Perdue dans mes pensées, j'observe le lait remuer dans mon bol au rythme de ma cuiller. Le liquide blanc suit les mouvements de la tige de métal clair en un tourbillon crémeux. Aujourd'hui, je suis tranquille. Pas de lycée, mon père n'est pas là et Adèle est partie ce matin faire les courses. Seule ma mère est à la maison, mais elle dort encore. Je suis donc livrée à moi-même, devant mon déjeuner, assise sur une chaise en bois noir.
Pourtant, je pense que j'aurais bien aimé aller au lycée. Je crois que j'aurais apprécié revoir Léo. Non pas qu'il me manque, je vis très bien sans lui ! Mais quand je pense à lui, mon estomac se contracte et un petit creux se forme dans ma poitrine. J'aimerais bien savoir ce qu'il pense.
Maintenant que des rumeurs le concernant sont parvenues à mes oreilles, je m'interroge. Je revois certains de ses regards, maintenant. Ses yeux peuvent être... froids. Calculateurs. Je crois que je n'aime pas cela. Tout ça tourne en boucle dans ma tête depuis mon réveil, me donnant une migraine pas possible. Parfois, j'ai l'impression d'être paranoïaque de me faire des films. Malheureusement, j'ai également l'impression d'avoir visé juste.
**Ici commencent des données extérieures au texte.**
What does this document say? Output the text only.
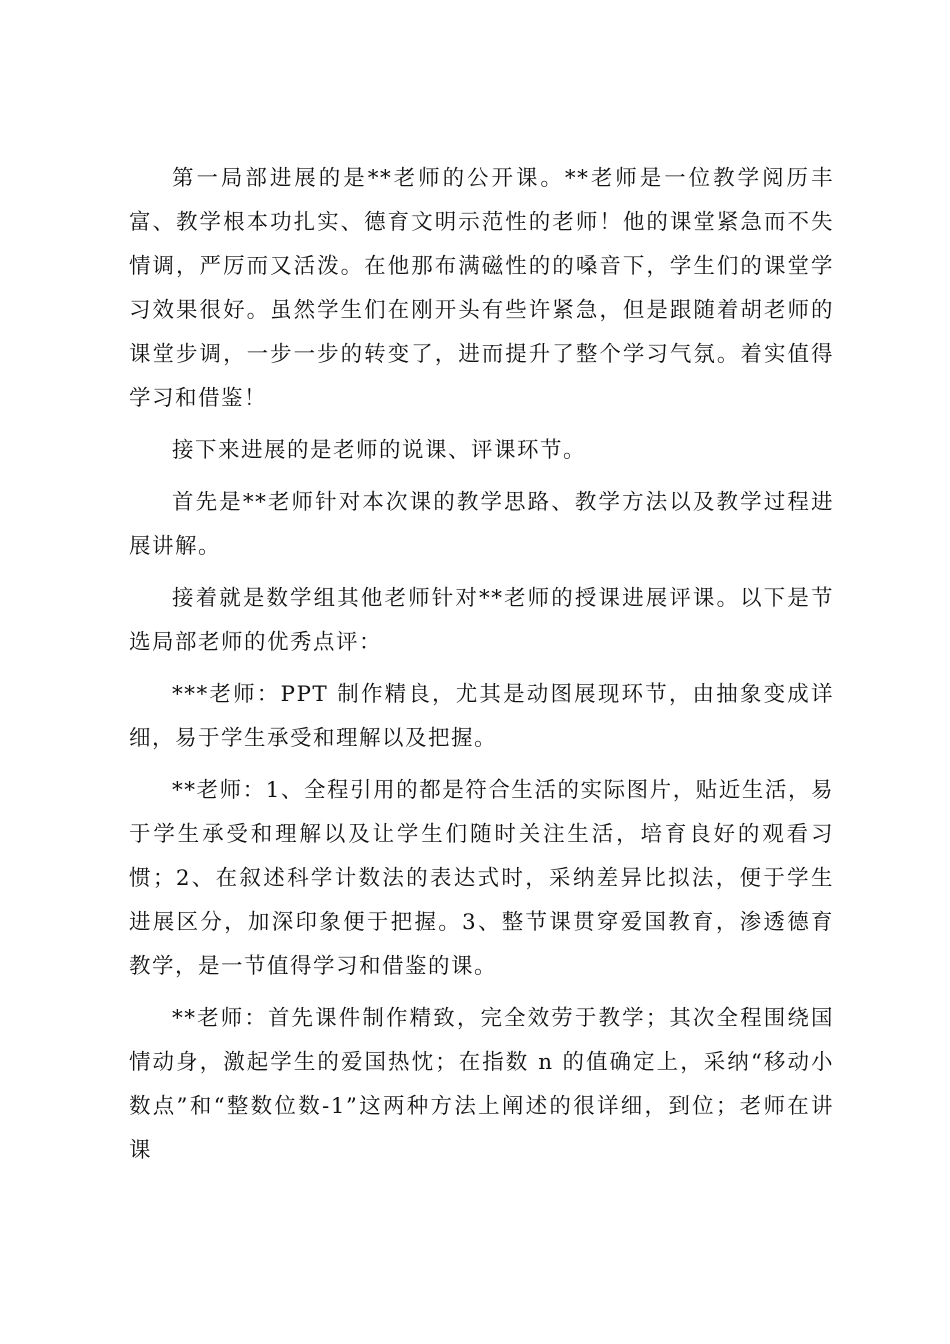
第一局部进展的是**老师的公开课。**老师是一位教学阅历丰富、教学根本功扎实、德育文明示范性的老师！他的课堂紧急而不失情调，严厉而又活泼。在他那布满磁性的的嗓音下，学生们的课堂学习效果很好。虽然学生们在刚开头有些许紧急，但是跟随着胡老师的课堂步调，一步一步的转变了，进而提升了整个学习气氛。着实值得学习和借鉴！

接下来进展的是老师的说课、评课环节。

首先是**老师针对本次课的教学思路、教学方法以及教学过程进展讲解。

接着就是数学组其他老师针对**老师的授课进展评课。以下是节选局部老师的优秀点评：

***老师：PPT 制作精良，尤其是动图展现环节，由抽象变成详细，易于学生承受和理解以及把握。

**老师：1、全程引用的都是符合生活的实际图片，贴近生活，易于学生承受和理解以及让学生们随时关注生活，培育良好的观看习惯；2、在叙述科学计数法的表达式时，采纳差异比拟法，便于学生进展区分，加深印象便于把握。3、整节课贯穿爱国教育，渗透德育教学，是一节值得学习和借鉴的课。

**老师：首先课件制作精致，完全效劳于教学；其次全程围绕国情动身，激起学生的爱国热忱；在指数 n 的值确定上，采纳“移动小数点”和“整数位数-1”这两种方法上阐述的很详细，到位；老师在讲课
Quelle piètre amie je fais ! Ce garçon m'a aidée quand j'en avais besoin et maintenant, je doute de lui ! J'essaie de me dire que je me fais des idées, que tout ceci n'est qu'un malentendu, mais je n'arrive pas à m'en persuader. De plus, il faudra bien que je lui dise pour mon cœur, pour Cerbère. Je secoue la tête et repousse mon bol. Tout cela est trop compliqué. Trop de secrets, de non-dits et de contradictions.
Arrête de te torturer, Rose.
— Bonjour, ma chérie ! Bien dormi ?
Une voix douce et encore endormie, appartenant à ma mère me parvient. Je tente de m'y accrocher pour laisser derrière moi mes pensées moroses.
— Plutôt bien. Et toi ?
— Très bien ! répond-elle avec un large sourire.
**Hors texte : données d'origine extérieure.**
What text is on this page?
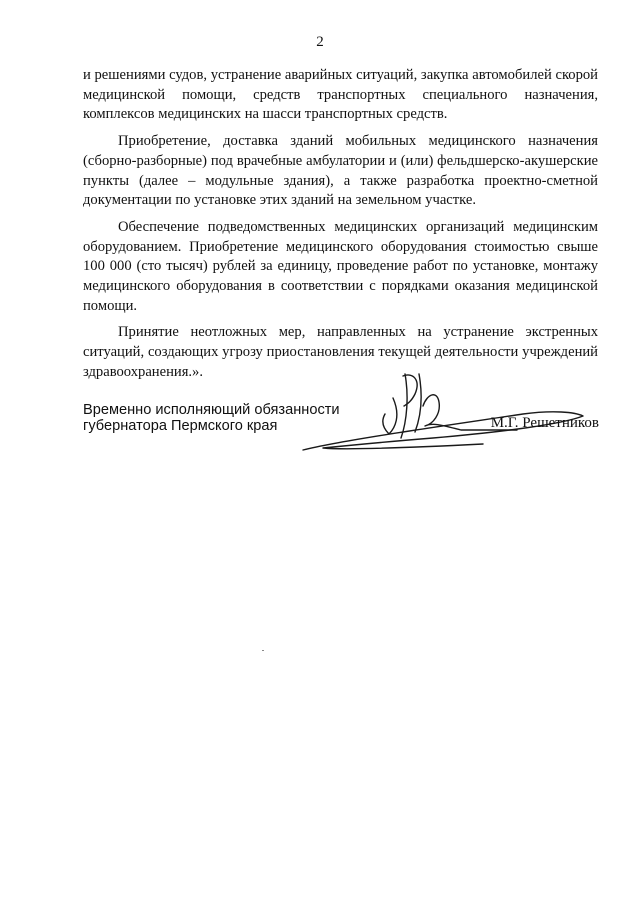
2

и решениями судов, устранение аварийных ситуаций, закупка автомобилей скорой медицинской помощи, средств транспортных специального назначения, комплексов медицинских на шасси транспортных средств.

Приобретение, доставка зданий мобильных медицинского назначения (сборно-разборные) под врачебные амбулатории и (или) фельдшерско-акушерские пункты (далее – модульные здания), а также разработка проектно-сметной документации по установке этих зданий на земельном участке.

Обеспечение подведомственных медицинских организаций медицинским оборудованием. Приобретение медицинского оборудования стоимостью свыше 100 000 (сто тысяч) рублей за единицу, проведение работ по установке, монтажу медицинского оборудования в соответствии с порядками оказания медицинской помощи.

Принятие неотложных мер, направленных на устранение экстренных ситуаций, создающих угрозу приостановления текущей деятельности учреждений здравоохранения.».

Временно исполняющий обязанности
губернатора Пермского края	М.Г. Решетников
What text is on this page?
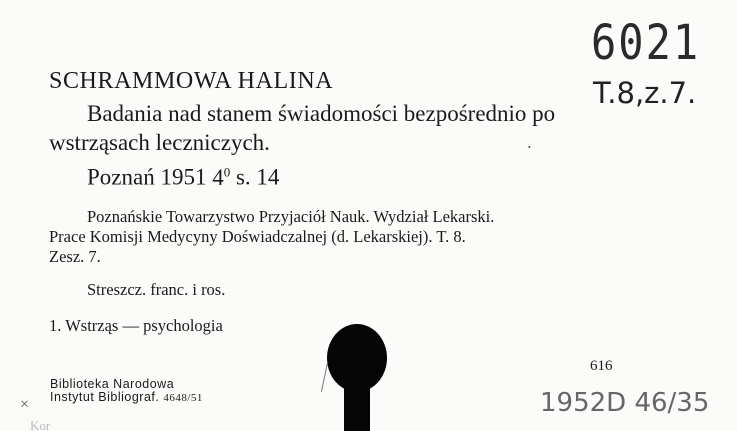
6021
T.8,z.7.
SCHRAMMOWA HALINA
Badania nad stanem świadomości bezpośrednio po
wstrząsach leczniczych.	•
Poznań 1951 $4^0$ s. 14

Poznańskie Towarzystwo Przyjaciół Nauk. Wydział Lekarski.

Prace Komisji Medycyny Doświadczalnej (d. Lekarskiej). T. 8.

Zesz. 7.

Streszcz. franc. i ros.
1. Wstrząs — psychologia
616
Biblioteka Narodowa
Instytut Bibliograf. 4648/51
×
Kor
1952D 46/35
Je replonge la tête dans mon bol, observant mes céréales ramollies tourner.
— Ton père est au travail et Adèle est partie faire de courses, énonce maman. On a la matinée à nous ! Ça te dirait un bon film ?
— Mmmm...
Eh oui, ma relation avec Léo est compliquée...
— Rose !
L'appel de la personne assise en face de moi m'oblige lever la tête précipitamment.
— Oui ?
— Tu es dans la lune, soupire-t-elle. Je vois bien que quelque chose te tracasse.
Je regarde ma mère d'un air désolé.
— C'est vrai, pardon... Je suis un peu fatiguée.
Elle fronce les sourcils et son regard vert perçant me transperce.
— Tu sais, tu peux m'en parler. Ça ira peut-être mieux après.
Crever l'abcès, comme avec un bouton, disait Léo. Je souris en pensant à lui.
— Eh bien...
Je m'arrête, hésitante. Maman va-t-elle me juger ? Pensera-t-elle que je suis une mauvaise amie ?
— Ne t'inquiète pas, Rose. Je veux juste t'aider.
Je lève les yeux vers elle et son regard clair, empli de douceur, me convainc.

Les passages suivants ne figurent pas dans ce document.